Braceras’ goal is to turn the massive amounts of data the Utah DOT is generating into knowledge that can inform real-time operational awareness and better decision-making about project capacity and safety measures.  

“This whole idea of data analysts in the back room grinding away on data that happened a year ago, three years ago, even a month ago—that’s not where I want to be,” he said. “I want that grinding of data to be happening right now in front of us so it’s actionable right now. And we’re moving there much too slowly, in my opinion.” 

The Utah DOT is constantly recruiting tech workers, but “you can’t touch a data scientist on a state salary,” Braceras said. To fill some of the gaps, the agency is hiring college students and allowing them to work around their school schedules. “Oh my gosh, some of the stuff these folks come up with is just amazing,” he added. 

Unable to compete with the private sector on salary, the Utah DOT emphasizes its supportive culture, which provides ample career development opportunities, training, and work-life balance, in its recruiting efforts. “One of the things I’ve found is that if you’re in an organization that doesn’t have the ability to respond with pay as quickly as the private sector, you need to focus on making sure employees feel they have some ability to make decisions about their own lives and recognizing that employees are people with lives and all the things that come with that,” Braceras said. 

The Washington DOT is doing the same, addressing the tech worker shortage by “giving our own workforce opportunities to expand their skillsets,” said Matt Modarelli, the agency’s chief information officer. This includes providing developmental training programs and opportunities to earn industry certifications. Technical staff are encouraged to spend time developing skills within job areas outside their own so they can apply for jobs that open up in those areas.  

IT departments across all industries, public and private, are in desperate need of workers in project management, business analysis, cybersecurity, and cloud and solution architecture, Modarelli said, and those positions can be nearly impossible to fill. “You have to be really creative because it’s a competitive market. There are just constant opportunities to go and do other things in the IT field, for sure, and so you really have to try to keep them here.” 
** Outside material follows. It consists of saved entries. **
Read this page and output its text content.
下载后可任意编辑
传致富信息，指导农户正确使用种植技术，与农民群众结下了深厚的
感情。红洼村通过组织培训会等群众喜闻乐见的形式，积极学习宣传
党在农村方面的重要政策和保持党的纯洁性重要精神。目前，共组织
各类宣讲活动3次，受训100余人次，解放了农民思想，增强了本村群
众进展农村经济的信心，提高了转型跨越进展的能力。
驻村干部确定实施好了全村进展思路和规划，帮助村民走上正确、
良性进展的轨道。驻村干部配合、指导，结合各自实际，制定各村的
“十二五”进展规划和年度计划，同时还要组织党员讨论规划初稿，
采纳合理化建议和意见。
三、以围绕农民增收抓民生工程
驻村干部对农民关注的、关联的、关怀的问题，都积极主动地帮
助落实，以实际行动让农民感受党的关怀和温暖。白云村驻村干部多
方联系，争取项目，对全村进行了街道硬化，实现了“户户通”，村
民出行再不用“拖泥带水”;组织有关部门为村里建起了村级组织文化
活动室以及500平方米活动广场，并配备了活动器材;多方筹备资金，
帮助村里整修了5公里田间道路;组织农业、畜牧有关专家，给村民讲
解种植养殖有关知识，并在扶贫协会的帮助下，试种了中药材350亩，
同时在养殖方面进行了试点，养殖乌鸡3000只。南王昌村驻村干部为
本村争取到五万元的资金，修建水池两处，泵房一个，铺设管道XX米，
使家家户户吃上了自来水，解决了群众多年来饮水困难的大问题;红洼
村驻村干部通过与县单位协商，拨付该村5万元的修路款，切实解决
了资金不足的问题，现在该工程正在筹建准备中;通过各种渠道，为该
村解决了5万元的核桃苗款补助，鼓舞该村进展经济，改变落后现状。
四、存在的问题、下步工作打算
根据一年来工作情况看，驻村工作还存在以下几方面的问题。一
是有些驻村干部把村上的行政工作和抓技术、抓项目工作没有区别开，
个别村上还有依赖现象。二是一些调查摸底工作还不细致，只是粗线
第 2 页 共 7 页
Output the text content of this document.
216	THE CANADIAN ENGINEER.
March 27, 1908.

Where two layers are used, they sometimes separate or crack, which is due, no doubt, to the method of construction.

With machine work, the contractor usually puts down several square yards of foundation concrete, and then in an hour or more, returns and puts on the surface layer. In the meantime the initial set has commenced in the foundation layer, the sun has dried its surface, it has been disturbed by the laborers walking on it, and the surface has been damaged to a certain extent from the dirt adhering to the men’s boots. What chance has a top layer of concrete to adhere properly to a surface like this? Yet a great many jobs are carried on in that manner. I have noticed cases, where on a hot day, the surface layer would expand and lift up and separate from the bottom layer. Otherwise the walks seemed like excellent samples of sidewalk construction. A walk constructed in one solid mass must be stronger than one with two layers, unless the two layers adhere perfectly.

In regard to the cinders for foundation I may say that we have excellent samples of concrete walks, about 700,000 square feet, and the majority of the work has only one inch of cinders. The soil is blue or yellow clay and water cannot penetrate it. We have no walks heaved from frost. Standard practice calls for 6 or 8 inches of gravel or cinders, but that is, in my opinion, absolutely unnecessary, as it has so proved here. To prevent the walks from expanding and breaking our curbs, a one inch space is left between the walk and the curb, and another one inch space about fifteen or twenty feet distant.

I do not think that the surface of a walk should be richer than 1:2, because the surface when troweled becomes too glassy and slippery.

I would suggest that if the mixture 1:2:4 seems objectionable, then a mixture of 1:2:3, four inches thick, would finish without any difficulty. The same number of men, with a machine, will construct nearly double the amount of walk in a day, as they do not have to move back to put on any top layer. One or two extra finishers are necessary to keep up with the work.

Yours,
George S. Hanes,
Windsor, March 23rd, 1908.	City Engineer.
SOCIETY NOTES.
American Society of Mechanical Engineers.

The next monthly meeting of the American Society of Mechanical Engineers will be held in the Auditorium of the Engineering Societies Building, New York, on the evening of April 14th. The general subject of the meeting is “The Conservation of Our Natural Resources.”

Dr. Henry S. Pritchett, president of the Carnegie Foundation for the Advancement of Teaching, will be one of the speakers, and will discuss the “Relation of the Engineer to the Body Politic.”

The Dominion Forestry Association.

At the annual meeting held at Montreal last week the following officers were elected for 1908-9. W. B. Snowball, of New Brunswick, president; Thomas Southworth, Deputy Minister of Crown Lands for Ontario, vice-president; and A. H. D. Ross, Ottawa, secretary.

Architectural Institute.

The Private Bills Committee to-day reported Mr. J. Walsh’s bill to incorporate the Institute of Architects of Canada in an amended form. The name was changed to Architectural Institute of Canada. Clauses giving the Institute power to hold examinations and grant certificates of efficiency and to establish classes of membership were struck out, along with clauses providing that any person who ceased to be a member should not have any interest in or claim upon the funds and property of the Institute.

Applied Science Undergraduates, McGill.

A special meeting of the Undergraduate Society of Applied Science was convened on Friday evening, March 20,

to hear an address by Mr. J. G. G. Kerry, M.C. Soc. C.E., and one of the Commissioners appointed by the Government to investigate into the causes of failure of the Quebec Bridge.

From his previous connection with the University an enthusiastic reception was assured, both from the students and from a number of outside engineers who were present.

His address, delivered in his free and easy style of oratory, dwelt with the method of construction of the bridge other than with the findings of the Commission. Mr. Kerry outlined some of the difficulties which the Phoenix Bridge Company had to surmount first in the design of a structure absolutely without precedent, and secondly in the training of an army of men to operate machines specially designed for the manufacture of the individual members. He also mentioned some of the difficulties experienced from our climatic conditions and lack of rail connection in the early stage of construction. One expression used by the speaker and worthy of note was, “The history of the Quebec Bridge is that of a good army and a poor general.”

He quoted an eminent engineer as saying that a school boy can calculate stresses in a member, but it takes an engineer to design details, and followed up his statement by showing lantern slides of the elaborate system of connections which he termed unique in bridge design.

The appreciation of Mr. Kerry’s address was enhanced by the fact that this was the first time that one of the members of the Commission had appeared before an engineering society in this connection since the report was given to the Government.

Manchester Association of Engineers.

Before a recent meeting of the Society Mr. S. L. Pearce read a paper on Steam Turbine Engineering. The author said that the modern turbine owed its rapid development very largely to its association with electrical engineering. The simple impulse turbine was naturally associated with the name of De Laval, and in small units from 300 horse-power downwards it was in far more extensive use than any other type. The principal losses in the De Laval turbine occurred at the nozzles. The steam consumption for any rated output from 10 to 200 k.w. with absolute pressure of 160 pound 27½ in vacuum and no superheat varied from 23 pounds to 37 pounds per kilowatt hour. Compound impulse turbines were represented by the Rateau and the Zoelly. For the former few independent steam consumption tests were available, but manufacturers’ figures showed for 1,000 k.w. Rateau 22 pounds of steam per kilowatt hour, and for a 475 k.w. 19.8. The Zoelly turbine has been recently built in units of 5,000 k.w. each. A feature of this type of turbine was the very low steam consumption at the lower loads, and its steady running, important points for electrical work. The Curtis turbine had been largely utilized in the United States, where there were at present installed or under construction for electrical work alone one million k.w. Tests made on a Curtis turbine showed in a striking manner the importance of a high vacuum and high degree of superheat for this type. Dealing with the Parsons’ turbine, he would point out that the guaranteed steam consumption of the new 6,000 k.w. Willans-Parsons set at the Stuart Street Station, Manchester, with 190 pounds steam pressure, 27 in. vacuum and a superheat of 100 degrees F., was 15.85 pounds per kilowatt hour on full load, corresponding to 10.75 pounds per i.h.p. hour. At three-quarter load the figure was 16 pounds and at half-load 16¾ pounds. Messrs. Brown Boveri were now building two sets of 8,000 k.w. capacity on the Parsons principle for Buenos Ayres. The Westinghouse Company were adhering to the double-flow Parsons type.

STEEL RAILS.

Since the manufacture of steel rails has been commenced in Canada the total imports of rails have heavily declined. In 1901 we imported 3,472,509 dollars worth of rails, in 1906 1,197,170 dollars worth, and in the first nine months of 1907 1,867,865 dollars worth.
The Washington DOT’s Human Resources Department has helped Modarelli’s division create a program that allows workers who have the foundational skills to spend six months to a year filling vacant jobs. During this time, workers learn job specifics and determine whether they want to take them on long-term.   

The variety of jobs and diversity of work at the Washington DOT often draws younger workers, said Jeff Pelton, the agency’s director of human resources and safety. “That may be something that some of the smaller firms in the private sector, even in the technology realm, can’t offer.” 

In addition to the variety of jobs and diversity of work, “Really what keeps people at Washington DOT is the culture,” Modarelli said. “They want to work here. There’s stability and a real sense of purpose to the mission here.” 

Modarelli and Pelton both have military backgrounds, and Pelton said the public service element of working for a DOT was appealing to them. He believes many others feel the same. “People come here because they grew up looking at roads and bridges and the work that was happening here, and they want to be part of that solution. We have an impact on society. And I think people see that, which is huge,” he said. 

Braceras agrees. “You know what? Everyone needs to make money,” he said. “But I believe that fundamental to the core of people is wanting to do something to help other people. And people need to know that when you work at a public agency like this, any Department of Transportation in this country, you’re doing things that save lives. It’s so meaningful to every citizen. And it’s meaningful to feel like you’re part of something that’s bigger than you.”